Чтобы унять ее страх, я сказал:
— Тетя Валя, не беспокойтесь, я на «Севкабеле», на котловом довольствии. Мы танки ремонтируем, нас кормят. А на эти манные котлеты мне даже смотреть смешно.
— Олашки, — поправила она меня.
— Слово какое-то невоенное. Как ребята?
— Они болеют, — сказала она. — Сейчас спят.
— Можно, я пойду посмотрю? Такое время — бомбы падают. Я проститься пришел. Вчера наш завод бомбили и позавчера…
— Зачем же проститься? — прошептала она с тоской. По щекам ее, по светлым руслицам — сажа от коптилки уже не отмывалась — текли слезы. Она собирала их пальцами.
— Тетя Валя, если каждый день бомбят, — сказал я. — У нас работа такая. Потому и кормят. — От меня пахло бензином, керосином, железом.
Она вытерла слезы вафельным полотенцем. Спросила:
— А как Коля? Пишет?
И я сказал ей, что на Колю еще в августе пришла похоронка. Она заплакала сильнее и отвернулась к закопченной кухонной стене.
Я прошел в комнату. Ребята спали на одной кровати. Маленькая сестричка была сурова во сне, кулаки ее были сжаты. У четырехлетнего братца были подняты брови, он чему-то удивлялся. Он был радостным мальчиком, он во всем видел радость — в пауке, в поливальной машине. Глаза его были такими большими и сверкающе чистыми, что казалось, будто он не смотрит на мир, но освещает его. И ладошки его были всегда открыты, чтобы поделиться.
Я бы тоже заплакал, если бы умел это делать. Я понял сердцем, а может быть, поддыхалом, что с ним я прощаюсь. Его звали Сережа.

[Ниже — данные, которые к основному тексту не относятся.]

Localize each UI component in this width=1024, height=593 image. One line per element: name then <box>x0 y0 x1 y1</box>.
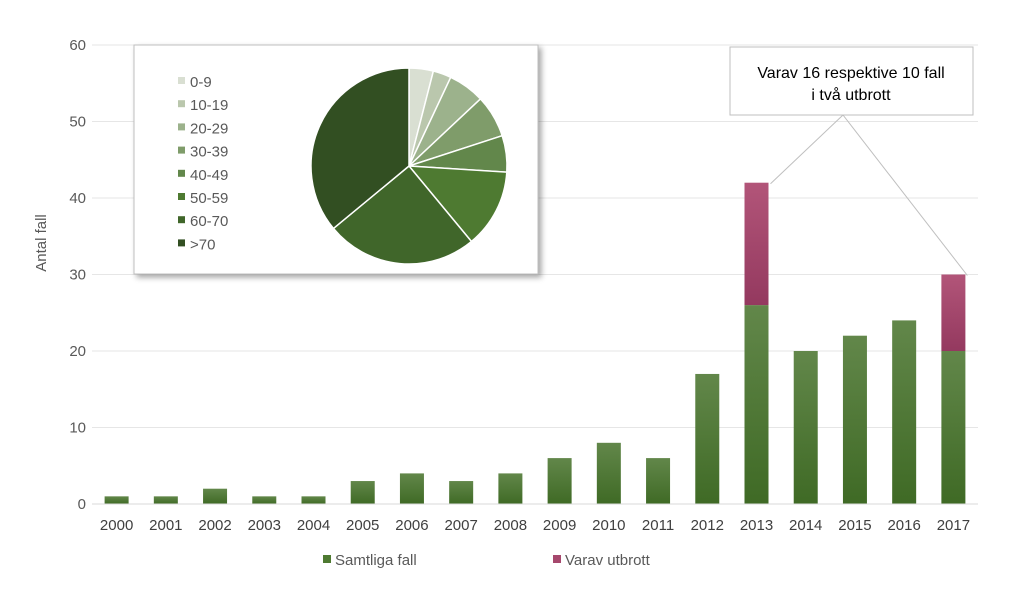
pie-legend-label: 20-29 <box>190 120 228 137</box>
annotation: Varav 16 respektive 10 fall i två utbrot… <box>729 46 974 276</box>
bar-varav-utbrott-2017 <box>941 274 966 351</box>
bars <box>104 182 966 504</box>
bar-samtliga-fall-2007 <box>449 481 474 504</box>
pie-legend-label: 50-59 <box>190 190 228 207</box>
bar-samtliga-fall-2012 <box>695 373 720 504</box>
pie-legend: 0-9 10-19 20-29 30-39 40-49 50-59 60-70 >70 <box>178 74 228 253</box>
legend: Samtliga fall Varav utbrott <box>323 552 651 569</box>
y-tick-labels: 0 10 20 30 40 50 60 <box>69 37 86 513</box>
annotation-line-2: i två utbrott <box>811 86 891 104</box>
pie-legend-swatch <box>178 169 185 177</box>
pie-legend-label: 0-9 <box>190 74 212 91</box>
annotation-leader-line <box>770 114 844 185</box>
pie-legend-label: >70 <box>190 236 215 253</box>
bar-samtliga-fall-2013 <box>744 305 769 504</box>
pie-slice-50-59 <box>407 165 508 243</box>
x-tick-label: 2017 <box>937 517 970 534</box>
y-tick-label: 10 <box>69 420 86 437</box>
bar-samtliga-fall-2010 <box>596 442 621 504</box>
bar-samtliga-fall-2002 <box>203 488 228 504</box>
x-tick-label: 2012 <box>691 517 724 534</box>
x-tick-label: 2004 <box>297 517 330 534</box>
bar-samtliga-fall-2003 <box>252 496 277 504</box>
x-tick-label: 2003 <box>248 517 281 534</box>
x-tick-label: 2008 <box>494 517 527 534</box>
x-tick-label: 2007 <box>444 517 477 534</box>
x-tick-label: 2006 <box>395 517 428 534</box>
y-tick-label: 0 <box>78 496 86 513</box>
x-tick-label: 2011 <box>642 517 674 534</box>
pie-legend-label: 30-39 <box>190 144 228 161</box>
pie-legend-label: 40-49 <box>190 167 228 184</box>
annotation-box <box>729 46 974 116</box>
bar-samtliga-fall-2017 <box>941 351 966 504</box>
x-tick-label: 2001 <box>149 517 182 534</box>
x-tick-label: 2002 <box>198 517 231 534</box>
x-tick-label: 2014 <box>789 517 822 534</box>
y-tick-label: 20 <box>69 343 86 360</box>
bar-samtliga-fall-2001 <box>153 496 178 504</box>
x-tick-label: 2013 <box>740 517 773 534</box>
bar-samtliga-fall-2000 <box>104 496 129 504</box>
x-tick-label: 2016 <box>887 517 920 534</box>
y-tick-label: 30 <box>69 267 86 284</box>
bar-samtliga-fall-2006 <box>399 473 424 504</box>
legend-swatch-samtliga-fall <box>323 555 331 563</box>
annotation-line-1: Varav 16 respektive 10 fall <box>757 65 944 82</box>
pie-inset: 0-9 10-19 20-29 30-39 40-49 50-59 60-70 >70 <box>133 44 539 275</box>
x-tick-label: 2010 <box>592 517 625 534</box>
pie-legend-swatch <box>178 123 185 131</box>
y-axis-label: Antal fall <box>33 214 50 272</box>
x-tick-label: 2015 <box>838 517 871 534</box>
annotation-leader-lines <box>770 114 968 276</box>
bar-varav-utbrott-2013 <box>744 182 769 306</box>
pie-slice-60-70 <box>332 164 473 265</box>
pie-legend-label: 10-19 <box>190 97 228 114</box>
annotation-leader-line <box>842 114 968 276</box>
bar-samtliga-fall-2011 <box>646 458 671 504</box>
pie-legend-swatch <box>178 216 185 224</box>
bar-samtliga-fall-2015 <box>842 335 867 504</box>
bar-samtliga-fall-2016 <box>892 320 917 504</box>
pie-legend-swatch <box>178 77 185 84</box>
bar-samtliga-fall-2005 <box>350 481 375 504</box>
pie-legend-swatch <box>178 146 185 154</box>
legend-swatch-varav-utbrott <box>553 555 561 563</box>
y-tick-label: 40 <box>69 190 86 207</box>
pie-legend-label: 60-70 <box>190 213 228 230</box>
y-tick-label: 60 <box>69 37 86 54</box>
legend-label-varav-utbrott: Varav utbrott <box>565 552 651 569</box>
pie-slice-over-70 <box>310 67 410 230</box>
pie-legend-swatch <box>178 239 185 247</box>
pie-legend-swatch <box>178 100 185 108</box>
x-tick-label: 2005 <box>346 517 379 534</box>
bar-samtliga-fall-2008 <box>498 473 523 504</box>
y-tick-label: 50 <box>69 114 86 131</box>
bar-samtliga-fall-2009 <box>547 458 572 504</box>
legend-label-samtliga-fall: Samtliga fall <box>335 552 417 569</box>
pie-legend-swatch <box>178 193 185 200</box>
x-tick-labels: 2000 2001 2002 2003 2004 2005 2006 2007 2008 2009… <box>100 517 970 534</box>
pie <box>310 67 508 265</box>
bar-samtliga-fall-2004 <box>301 496 326 504</box>
x-tick-label: 2000 <box>100 517 133 534</box>
bar-samtliga-fall-2014 <box>793 351 818 504</box>
x-tick-label: 2009 <box>543 517 576 534</box>
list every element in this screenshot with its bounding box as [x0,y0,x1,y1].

Когда у тети Вали родился сын Сережка, Коля еще вписывался в их семью, даже придавал ей некую динамику. У женщин, не предназначенных для профсоюзных дебатов, но предназначенных для материнства, любовь, безусловно, избыточна, и ее хватает на многих детей. У тети Вали любви было много, но какой-то главной — для двоих. Она любила нас, когда нас было двое, она любила Сережу и Колю, когда их было двое. Я, поняв себя гостем, гостем себя и вел. Когда же родилась у тети Вали дочка, ее любовь целиком излилась на ее маленьких ребятишек. Это совсем не значит, что она стала хуже относиться к Коле, просто любовь ее стала другой. Она так и сказала моей матери. Она часто к ней приходила. Она пришла перед тем, как выйти за отца замуж. Кстати, отец ей и адрес наш дал. Мать ей тогда сказала:
— Смотри, Валентина, он подлец. Рассчитывай на себя. Он подлец мелкий, даже не вредный. Но если ты хочешь для сердца — найди себе широкоплечего.
— Широкоплечий был, — сказала тогда тетя Валя. — Погиб при пожаре.
Тетя Валя приехала в Ленинград из Нижнего Новгорода, была у нее коса толстая, гребенка черепаховая и коробка стекляруса.
Придя к матери перед Колиным к нам переселением, тетя Валя созналась:
— Я люблю Колю, но уже как вашего сына.
— А раньше как любила? — спросила моя мать.
— Как своего.
— Добрая ты баба, Валентина, — сказала мать и поцеловала ее в темя. — А Коля как?
— Он почувствовал… Я чувствую, что почувствовал…
— Ну и ладно, — сказала мать. — Да и пора ему ко мне возвращаться.
И Коля пришел, наглаженный, отутюженный, высокий, стройный, с плащом через руку.
Ребята спали в неведении своей судьбы. Я смотрел на них, и тетя Валя неслышно дышала мне в ухо, так неслышно, что я повернулся к ней — дышит ли? Глаза ее, и без того большие, темные, были огромными. Они уже смотрели с неба.